Bien avant les « Trust & Safety Teams » de la Silicon Valley, l'obsession de brider les machines pour les rendre inoffensives est née dans les pages d'un magazine pulp américain à 20 cents. Mais de la théorie à la réalité, le fossé est vertigineux.
Le père des verrous : Isaac Asimov
Né en Russie en 1920 et élevé à Brooklyn, Isaac Asimov n'était ni codeur ni ingénieur en machine learning. Biochimiste de formation, il est surtout l'un des romanciers les plus prolifiques du XXe siècle. Nous sommes au début des années 1940, en plein âge d'or de la science-fiction.
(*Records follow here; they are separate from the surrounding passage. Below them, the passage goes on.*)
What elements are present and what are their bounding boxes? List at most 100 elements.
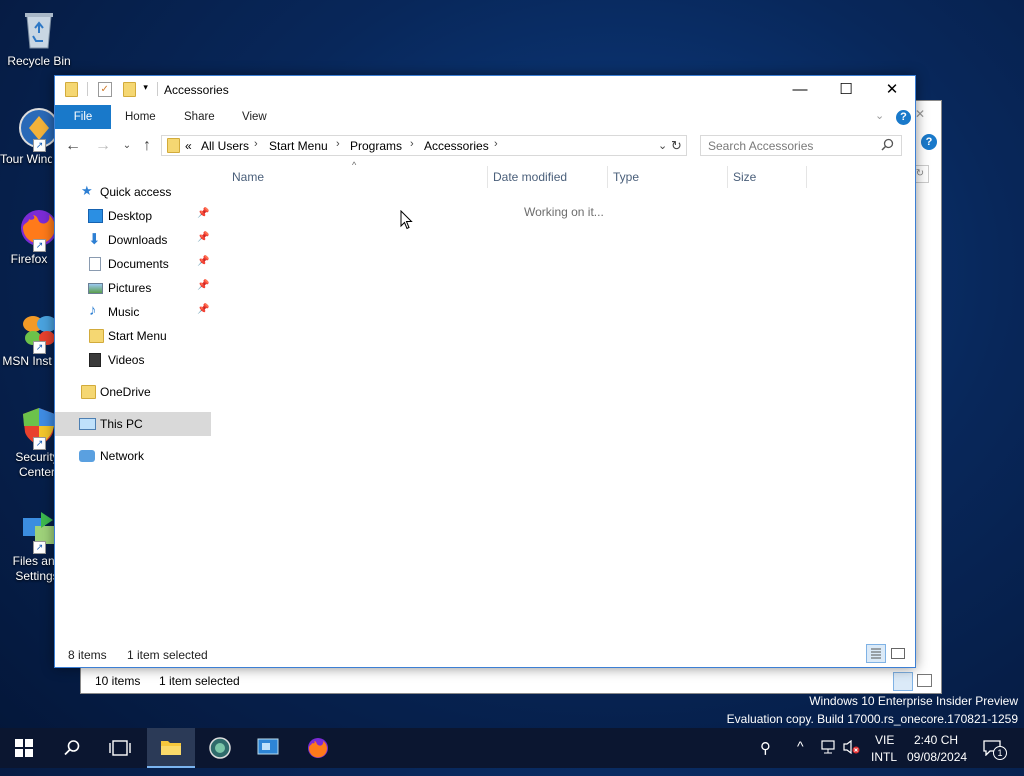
search-button[interactable]	[48, 728, 96, 768]
column-divider[interactable]	[806, 166, 807, 188]
help-icon[interactable]: ?	[921, 134, 937, 150]
address-bar[interactable]: « All Users › Start Menu › Programs › Ac…	[161, 135, 687, 156]
help-icon[interactable]: ?	[896, 110, 911, 125]
column-header-date-modified[interactable]: Date modified	[493, 170, 567, 184]
people-icon[interactable]: ⚲	[760, 739, 771, 757]
clock-date[interactable]: 09/08/2024	[907, 750, 967, 764]
back-button[interactable]: ←	[63, 136, 83, 156]
breadcrumb-separator[interactable]: ›	[410, 138, 414, 150]
nav-item-documents[interactable]: Documents 📌	[55, 252, 211, 276]
customize-toolbar-icon[interactable]: ▾	[143, 82, 148, 93]
pin-icon[interactable]: 📌	[197, 232, 209, 243]
breadcrumb-accessories[interactable]: Accessories	[424, 139, 489, 153]
search-input[interactable]: Search Accessories	[700, 135, 902, 156]
nav-label: Start Menu	[108, 329, 167, 343]
large-icons-view-button[interactable]	[891, 648, 905, 659]
nav-onedrive[interactable]: OneDrive	[55, 380, 211, 404]
status-selection: 1 item selected	[127, 648, 208, 662]
close-icon[interactable]: ✕	[915, 107, 925, 121]
expand-ribbon-icon[interactable]: ⌄	[875, 109, 884, 122]
large-icons-view-icon[interactable]	[917, 674, 932, 687]
recent-locations-icon[interactable]: ⌄	[117, 136, 137, 156]
keyboard-layout[interactable]: INTL	[871, 750, 897, 764]
desktop-icon-recycle-bin[interactable]: Recycle Bin	[0, 8, 78, 69]
music-note-icon: ♪	[89, 302, 97, 319]
taskbar-firefox[interactable]	[294, 728, 342, 768]
title-bar[interactable]: ✓ ▾ Accessories — ☐ ✕	[55, 76, 915, 104]
nav-this-pc[interactable]: This PC	[55, 412, 211, 436]
refresh-button[interactable]: ↻	[671, 138, 682, 154]
onedrive-folder-icon	[81, 385, 96, 399]
tab-share[interactable]: Share	[184, 105, 215, 129]
pin-icon[interactable]: 📌	[197, 208, 209, 219]
tab-file[interactable]: File	[55, 105, 111, 129]
show-hidden-icons-chevron-icon[interactable]: ^	[797, 738, 804, 754]
computer-icon	[79, 418, 96, 430]
column-divider[interactable]	[607, 166, 608, 188]
nav-quick-access[interactable]: ★ Quick access	[55, 180, 211, 204]
folder-icon	[167, 138, 180, 153]
shortcut-arrow-icon: ↗	[33, 239, 46, 252]
taskbar-file-explorer[interactable]	[147, 728, 195, 768]
nav-label: Quick access	[100, 185, 172, 199]
volume-muted-icon[interactable]	[843, 739, 861, 757]
breadcrumb-separator[interactable]: ›	[336, 138, 340, 150]
nav-label: Documents	[108, 257, 169, 271]
nav-item-downloads[interactable]: ⬇ Downloads 📌	[55, 228, 211, 252]
tab-view[interactable]: View	[242, 105, 267, 129]
breadcrumb-start-menu[interactable]: Start Menu	[269, 139, 328, 153]
nav-item-music[interactable]: ♪ Music 📌	[55, 300, 211, 324]
nav-network[interactable]: Network	[55, 444, 211, 468]
taskbar-app-globe[interactable]	[196, 728, 244, 768]
up-button[interactable]: ↑	[137, 136, 157, 156]
explorer-window[interactable]: ✓ ▾ Accessories — ☐ ✕ File Home Share Vi…	[54, 75, 916, 668]
task-view-button[interactable]	[96, 728, 144, 768]
documents-icon	[89, 257, 101, 271]
address-dropdown-icon[interactable]: ⌄	[658, 139, 667, 152]
pin-icon[interactable]: 📌	[197, 280, 209, 291]
quick-access-toolbar: ✓ ▾	[65, 82, 164, 98]
nav-item-start-menu[interactable]: Start Menu	[55, 324, 211, 348]
loading-text: Working on it...	[524, 205, 604, 219]
forward-button[interactable]: →	[93, 136, 113, 156]
pin-icon[interactable]: 📌	[197, 256, 209, 267]
column-divider[interactable]	[487, 166, 488, 188]
action-center-button[interactable]: 1	[983, 740, 1007, 760]
new-folder-icon[interactable]	[123, 82, 137, 97]
nav-label: Downloads	[108, 233, 168, 247]
nav-label: Music	[108, 305, 140, 319]
tab-home[interactable]: Home	[125, 105, 156, 129]
breadcrumb-programs[interactable]: Programs	[350, 139, 402, 153]
breadcrumb-all-users[interactable]: All Users	[201, 139, 249, 153]
minimize-button[interactable]: —	[777, 76, 823, 104]
details-view-button[interactable]	[866, 644, 886, 663]
shortcut-arrow-icon: ↗	[33, 437, 46, 450]
input-language[interactable]: VIE	[875, 733, 894, 747]
column-header-type[interactable]: Type	[613, 170, 639, 184]
maximize-button[interactable]: ☐	[823, 76, 869, 104]
nav-item-desktop[interactable]: Desktop 📌	[55, 204, 211, 228]
nav-item-pictures[interactable]: Pictures 📌	[55, 276, 211, 300]
details-view-icon[interactable]	[893, 672, 913, 691]
close-button[interactable]: ✕	[869, 76, 915, 104]
breadcrumb-separator[interactable]: ›	[254, 138, 258, 150]
nav-label: Pictures	[108, 281, 152, 295]
breadcrumb-separator[interactable]: ›	[494, 138, 498, 150]
network-status-icon[interactable]	[820, 740, 836, 757]
properties-icon[interactable]: ✓	[97, 82, 112, 97]
shortcut-arrow-icon: ↗	[33, 341, 46, 354]
taskbar-app-control-panel[interactable]	[244, 728, 292, 768]
nav-item-videos[interactable]: Videos	[55, 348, 211, 372]
status-items-count: 8 items	[68, 648, 107, 662]
column-header-size[interactable]: Size	[733, 170, 756, 184]
pin-icon[interactable]: 📌	[197, 304, 209, 315]
start-button[interactable]	[0, 728, 48, 768]
column-header-name[interactable]: Name	[232, 170, 264, 184]
control-panel-icon	[257, 738, 279, 755]
column-divider[interactable]	[727, 166, 728, 188]
clock-time[interactable]: 2:40 CH	[914, 733, 958, 747]
breadcrumb-overflow[interactable]: «	[185, 139, 192, 153]
watermark-build: Evaluation copy. Build 17000.rs_onecore.…	[726, 712, 1018, 726]
download-arrow-icon: ⬇	[88, 231, 101, 248]
address-row: ← → ⌄ ↑ « All Users › Start Menu › Progr…	[55, 132, 915, 160]
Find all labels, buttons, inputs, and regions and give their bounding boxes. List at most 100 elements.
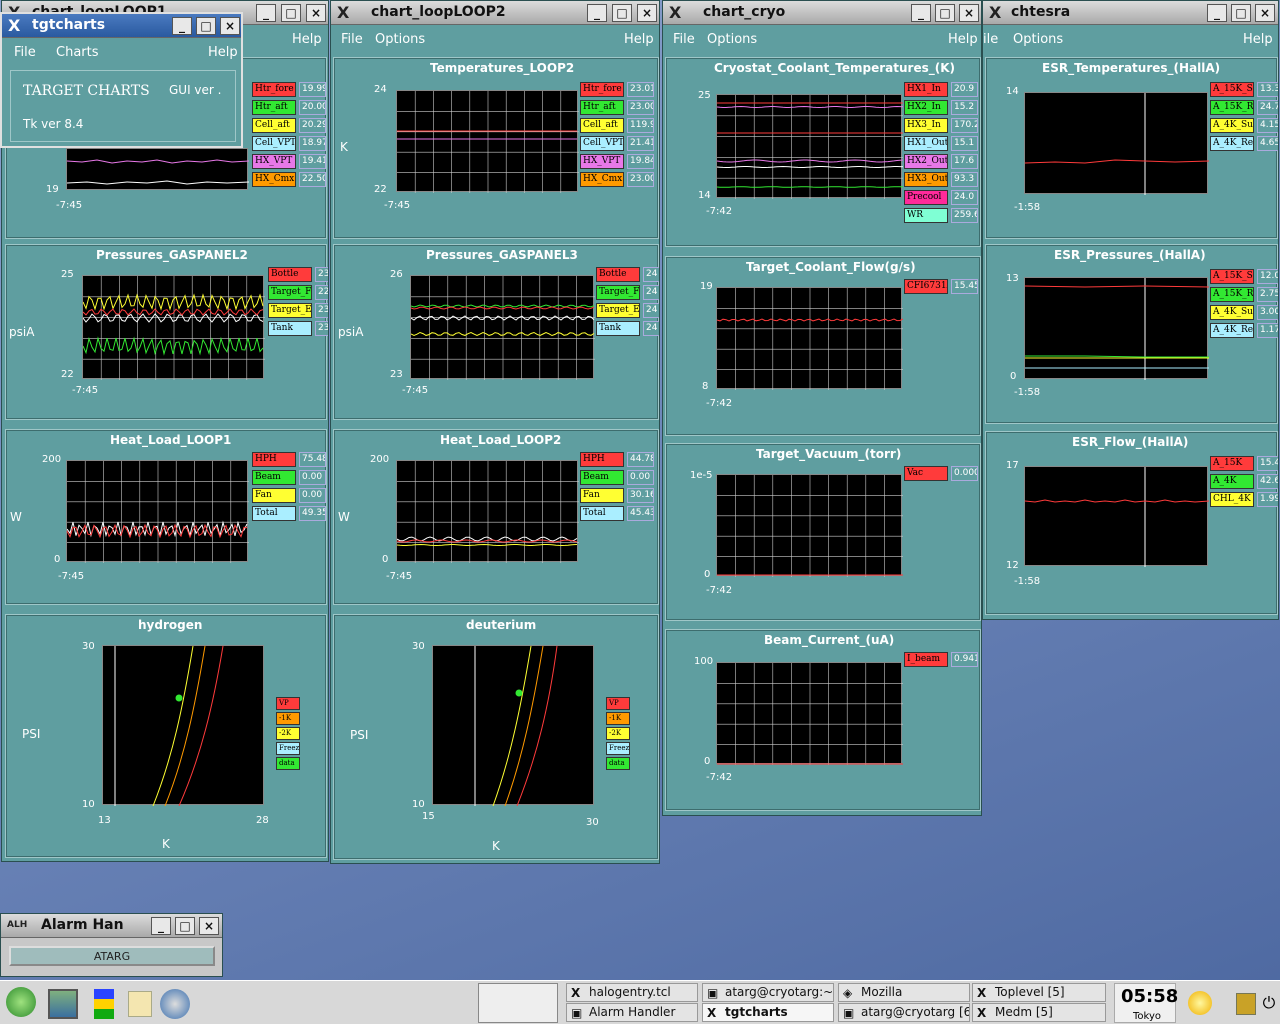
legend-label[interactable]: Freeze <box>276 742 300 755</box>
legend-label[interactable]: HX_VPT <box>252 154 296 169</box>
legend-label[interactable]: HX_VPT <box>580 154 624 169</box>
taskbar-item[interactable]: ◈ Mozilla <box>838 983 970 1002</box>
minimize-button[interactable]: _ <box>151 917 171 935</box>
legend-label[interactable]: Total <box>580 506 624 521</box>
legend-label[interactable]: Fan <box>580 488 624 503</box>
loop2-titlebar[interactable]: X chart_loopLOOP2 _ □ × <box>331 1 659 25</box>
close-button[interactable]: × <box>220 17 240 35</box>
taskbar-item[interactable]: ▣ Alarm Handler <box>566 1003 698 1022</box>
minimize-button[interactable]: _ <box>172 17 192 35</box>
options-menu[interactable]: Options <box>1013 32 1063 47</box>
legend-label[interactable]: data <box>606 757 630 770</box>
close-button[interactable]: × <box>1255 4 1275 22</box>
virtual-desktop-pager[interactable] <box>478 983 558 1023</box>
legend-label[interactable]: A_4K_Su <box>1210 305 1254 320</box>
maximize-button[interactable]: □ <box>935 4 955 22</box>
desktop-icon[interactable] <box>48 989 78 1019</box>
legend-label[interactable]: Target_Ex <box>596 303 640 318</box>
legend-label[interactable]: A_15K_S <box>1210 269 1254 284</box>
atarg-alarm-button[interactable]: ATARG <box>9 946 215 966</box>
legend-label[interactable]: HPH <box>252 452 296 467</box>
legend-label[interactable]: Cell_aft <box>580 118 624 133</box>
legend-label[interactable]: -1K <box>606 712 630 725</box>
legend-label[interactable]: A_4K_Su <box>1210 118 1254 133</box>
minimize-button[interactable]: _ <box>911 4 931 22</box>
minimize-button[interactable]: _ <box>587 4 607 22</box>
legend-label[interactable]: A_4K_Re <box>1210 323 1254 338</box>
help-menu[interactable]: Help <box>624 32 654 47</box>
legend-label[interactable]: Vac <box>904 466 948 481</box>
konqueror-icon[interactable] <box>128 991 152 1017</box>
legend-label[interactable]: Htr_fore <box>252 82 296 97</box>
taskbar-item[interactable]: ▣ atarg@cryotarg [6] <box>838 1003 970 1022</box>
close-button[interactable]: × <box>959 4 979 22</box>
legend-label[interactable]: HX1_In <box>904 82 948 97</box>
legend-label[interactable]: A_15K_R <box>1210 287 1254 302</box>
maximize-button[interactable]: □ <box>175 917 195 935</box>
legend-label[interactable]: HX3_Out <box>904 172 948 187</box>
legend-label[interactable]: Beam <box>580 470 624 485</box>
close-button[interactable]: × <box>306 4 326 22</box>
options-menu[interactable]: Options <box>707 32 757 47</box>
legend-label[interactable]: -2K <box>276 727 300 740</box>
legend-label[interactable]: Htr_fore <box>580 82 624 97</box>
legend-label[interactable]: -1K <box>276 712 300 725</box>
legend-label[interactable]: A_4K_Re <box>1210 136 1254 151</box>
maximize-button[interactable]: □ <box>281 4 301 22</box>
cryo-window[interactable]: X chart_cryo _ □ × File Options Help Cry… <box>662 0 982 816</box>
legend-label[interactable]: HX1_Out <box>904 136 948 151</box>
minimize-button[interactable]: _ <box>1207 4 1227 22</box>
legend-label[interactable]: Target_Fi <box>268 285 312 300</box>
legend-label[interactable]: Fan <box>252 488 296 503</box>
legend-label[interactable]: Bottle <box>268 267 312 282</box>
legend-label[interactable]: Freeze <box>606 742 630 755</box>
cryo-titlebar[interactable]: X chart_cryo _ □ × <box>663 1 981 25</box>
help-menu[interactable]: Help <box>1243 32 1273 47</box>
legend-label[interactable]: VP <box>606 697 630 710</box>
taskbar-item[interactable]: Xhalogentry.tcl <box>566 983 698 1002</box>
file-menu[interactable]: ile <box>983 32 998 47</box>
legend-label[interactable]: Htr_aft <box>252 100 296 115</box>
legend-label[interactable]: WR <box>904 208 948 223</box>
taskbar-item[interactable]: Xtgtcharts <box>702 1003 834 1022</box>
legend-label[interactable]: A_15K_S <box>1210 82 1254 97</box>
legend-label[interactable]: A_4K <box>1210 474 1254 489</box>
taskbar-item[interactable]: X Toplevel [5] <box>972 983 1106 1002</box>
legend-label[interactable]: A_15K_R <box>1210 100 1254 115</box>
legend-label[interactable]: -2K <box>606 727 630 740</box>
sun-icon[interactable] <box>1188 991 1212 1015</box>
charts-menu[interactable]: Charts <box>56 45 99 60</box>
taskbar-item[interactable]: X Medm [5] <box>972 1003 1106 1022</box>
help-menu[interactable]: Help <box>292 32 322 47</box>
maximize-button[interactable]: □ <box>196 17 216 35</box>
alarm-handler-window[interactable]: ALH Alarm Han _ □ × ATARG <box>0 913 223 977</box>
legend-label[interactable]: HX_Cmx <box>252 172 296 187</box>
web-browser-icon[interactable] <box>160 989 190 1019</box>
start-menu-icon[interactable] <box>6 987 36 1017</box>
legend-label[interactable]: HPH <box>580 452 624 467</box>
taskbar-item[interactable]: ▣ atarg@cryotarg:~ <box>702 983 834 1002</box>
legend-label[interactable]: VP <box>276 697 300 710</box>
legend-label[interactable]: Cell_VPT <box>580 136 624 151</box>
close-button[interactable]: × <box>637 4 657 22</box>
loop2-window[interactable]: X chart_loopLOOP2 _ □ × File Options Hel… <box>330 0 660 864</box>
file-menu[interactable]: File <box>341 32 363 47</box>
close-button[interactable]: × <box>199 917 219 935</box>
logout-icon[interactable]: ⏻ <box>1262 993 1276 1015</box>
legend-label[interactable]: HX2_Out <box>904 154 948 169</box>
file-menu[interactable]: File <box>673 32 695 47</box>
file-menu[interactable]: File <box>14 45 36 60</box>
minimize-button[interactable]: _ <box>256 4 276 22</box>
maximize-button[interactable]: □ <box>612 4 632 22</box>
legend-label[interactable]: Tank <box>268 321 312 336</box>
legend-label[interactable]: Cell_aft <box>252 118 296 133</box>
help-menu[interactable]: Help <box>208 45 238 60</box>
legend-label[interactable]: Htr_aft <box>580 100 624 115</box>
clock-panel[interactable]: 05:58 Tokyo <box>1114 983 1178 1023</box>
legend-label[interactable]: Target_Fi <box>596 285 640 300</box>
legend-label[interactable]: A_15K <box>1210 456 1254 471</box>
office-icon[interactable] <box>94 989 114 1019</box>
esr-titlebar[interactable]: X chtesra _ □ × <box>983 1 1278 25</box>
legend-label[interactable]: HX2_In <box>904 100 948 115</box>
legend-label[interactable]: Cell_VPT <box>252 136 296 151</box>
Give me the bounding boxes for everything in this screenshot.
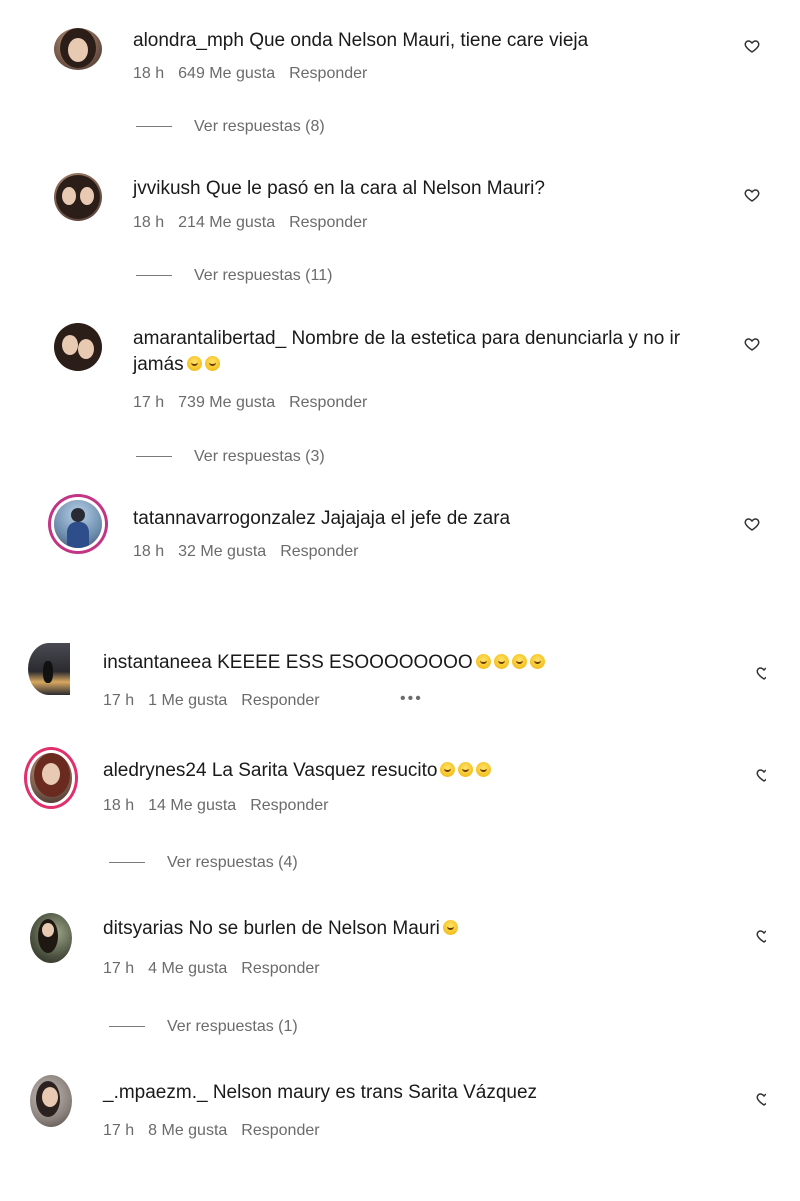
- heart-icon[interactable]: [756, 665, 766, 681]
- grinning-face-emoji: [440, 762, 456, 777]
- comment-time: 17 h: [133, 394, 165, 411]
- comment-text: KEEEE ESS ESOOOOOOOO: [217, 652, 473, 673]
- avatar[interactable]: [30, 753, 72, 803]
- comment-likes[interactable]: 214 Me gusta: [178, 214, 275, 231]
- reply-button[interactable]: Responder: [289, 65, 367, 82]
- comment-text: Que onda Nelson Mauri, tiene care vieja: [249, 30, 589, 51]
- more-options-icon[interactable]: •••: [400, 690, 423, 708]
- comment-time: 18 h: [133, 214, 165, 231]
- comment-text-line: jvvikush Que le pasó en la cara al Nelso…: [133, 176, 545, 202]
- reply-button[interactable]: Responder: [241, 1122, 319, 1139]
- replies-divider: [136, 456, 172, 458]
- comment-username[interactable]: jvvikush: [133, 178, 201, 199]
- comment-meta: 18 h 14 Me gusta Responder: [103, 797, 342, 815]
- comment-likes[interactable]: 739 Me gusta: [178, 394, 275, 411]
- comment-time: 17 h: [103, 1122, 135, 1139]
- replies-divider: [109, 862, 145, 864]
- avatar[interactable]: [54, 323, 102, 371]
- grinning-face-emoji: [475, 654, 491, 669]
- comment-likes[interactable]: 4 Me gusta: [148, 960, 227, 977]
- comment-time: 17 h: [103, 960, 135, 977]
- grinning-face-emoji: [186, 356, 202, 371]
- view-replies-label: Ver respuestas (11): [194, 267, 333, 284]
- comment-username[interactable]: alondra_mph: [133, 30, 244, 51]
- grinning-face-emoji: [442, 920, 458, 935]
- comment-text-line: ditsyarias No se burlen de Nelson Mauri: [103, 916, 458, 942]
- grinning-face-emoji: [529, 654, 545, 669]
- comment-likes[interactable]: 649 Me gusta: [178, 65, 275, 82]
- reply-button[interactable]: Responder: [289, 214, 367, 231]
- comment-username[interactable]: amarantalibertad_: [133, 328, 286, 349]
- avatar[interactable]: [30, 1075, 72, 1127]
- comment-likes[interactable]: 32 Me gusta: [178, 543, 266, 560]
- heart-icon[interactable]: [744, 516, 760, 532]
- comment-meta: 17 h 739 Me gusta Responder: [133, 394, 381, 412]
- heart-icon[interactable]: [756, 1091, 766, 1107]
- view-replies-label: Ver respuestas (3): [194, 448, 325, 465]
- replies-divider: [109, 1026, 145, 1028]
- avatar[interactable]: [30, 913, 72, 963]
- reply-button[interactable]: Responder: [289, 394, 367, 411]
- replies-divider: [136, 275, 172, 277]
- grinning-face-emoji: [493, 654, 509, 669]
- comment-text-line: tatannavarrogonzalez Jajajaja el jefe de…: [133, 506, 510, 532]
- comment-text-line: _.mpaezm._ Nelson maury es trans Sarita …: [103, 1080, 537, 1106]
- view-replies-button[interactable]: Ver respuestas (3): [136, 448, 325, 466]
- comment-time: 17 h: [103, 692, 135, 709]
- heart-icon[interactable]: [744, 187, 760, 203]
- comment-text-line: amarantalibertad_ Nombre de la estetica …: [133, 326, 713, 378]
- comment-text: La Sarita Vasquez resucito: [211, 760, 438, 781]
- comment-likes[interactable]: 1 Me gusta: [148, 692, 227, 709]
- heart-icon[interactable]: [744, 336, 760, 352]
- heart-icon[interactable]: [756, 767, 766, 783]
- comment-meta: 18 h 649 Me gusta Responder: [133, 65, 381, 83]
- grinning-face-emoji: [476, 762, 492, 777]
- comment-meta: 18 h 214 Me gusta Responder: [133, 214, 381, 232]
- heart-icon[interactable]: [756, 928, 766, 944]
- comment-time: 18 h: [103, 797, 135, 814]
- view-replies-button[interactable]: Ver respuestas (4): [109, 854, 298, 872]
- comment-meta: 17 h 4 Me gusta Responder: [103, 960, 334, 978]
- avatar[interactable]: [54, 28, 102, 70]
- avatar[interactable]: [54, 500, 102, 548]
- comment-text-line: alondra_mph Que onda Nelson Mauri, tiene…: [133, 28, 588, 54]
- grinning-face-emoji: [458, 762, 474, 777]
- comment-text: Jajajaja el jefe de zara: [321, 508, 511, 529]
- comment-username[interactable]: instantaneea: [103, 652, 212, 673]
- view-replies-button[interactable]: Ver respuestas (11): [136, 267, 332, 285]
- comment-text: Que le pasó en la cara al Nelson Mauri?: [205, 178, 545, 199]
- comment-meta: 17 h 1 Me gusta Responder: [103, 692, 334, 710]
- comment-time: 18 h: [133, 543, 165, 560]
- comment-text-line: instantaneea KEEEE ESS ESOOOOOOOO: [103, 650, 545, 676]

À l'époque, les robots de la littérature souffrent presque tous du « complexe de Frankenstein » : ce sont d'inévitables monstres de métal qui finissent par massacrer leur créateur dans un bain de sang, ou, à l'inverse, des victimes tragiques et larmoyantes.
Asimov, poussé par son légendaire éditeur John W. Campbell (passé par le MIT), en a par-dessus la tête de ce cliché technophobe. Pour lui, un robot n'est pas une entité mystique bourrée de ressentiments. C'est une machine industrielle. Et, comme n'importe quel outil puissant, qu'il s'agisse d'une scie circulaire ou d'une automobile, il doit être conçu par des ingénieurs avec des mécanismes de sécurité intégrés. C'est ainsi qu'en 1942, dans sa nouvelle Cercle vicieux (Runaround), il formalise ce qui deviendra le saint Graal conceptuel de l'éthique de l’IA : les lois de la robotique.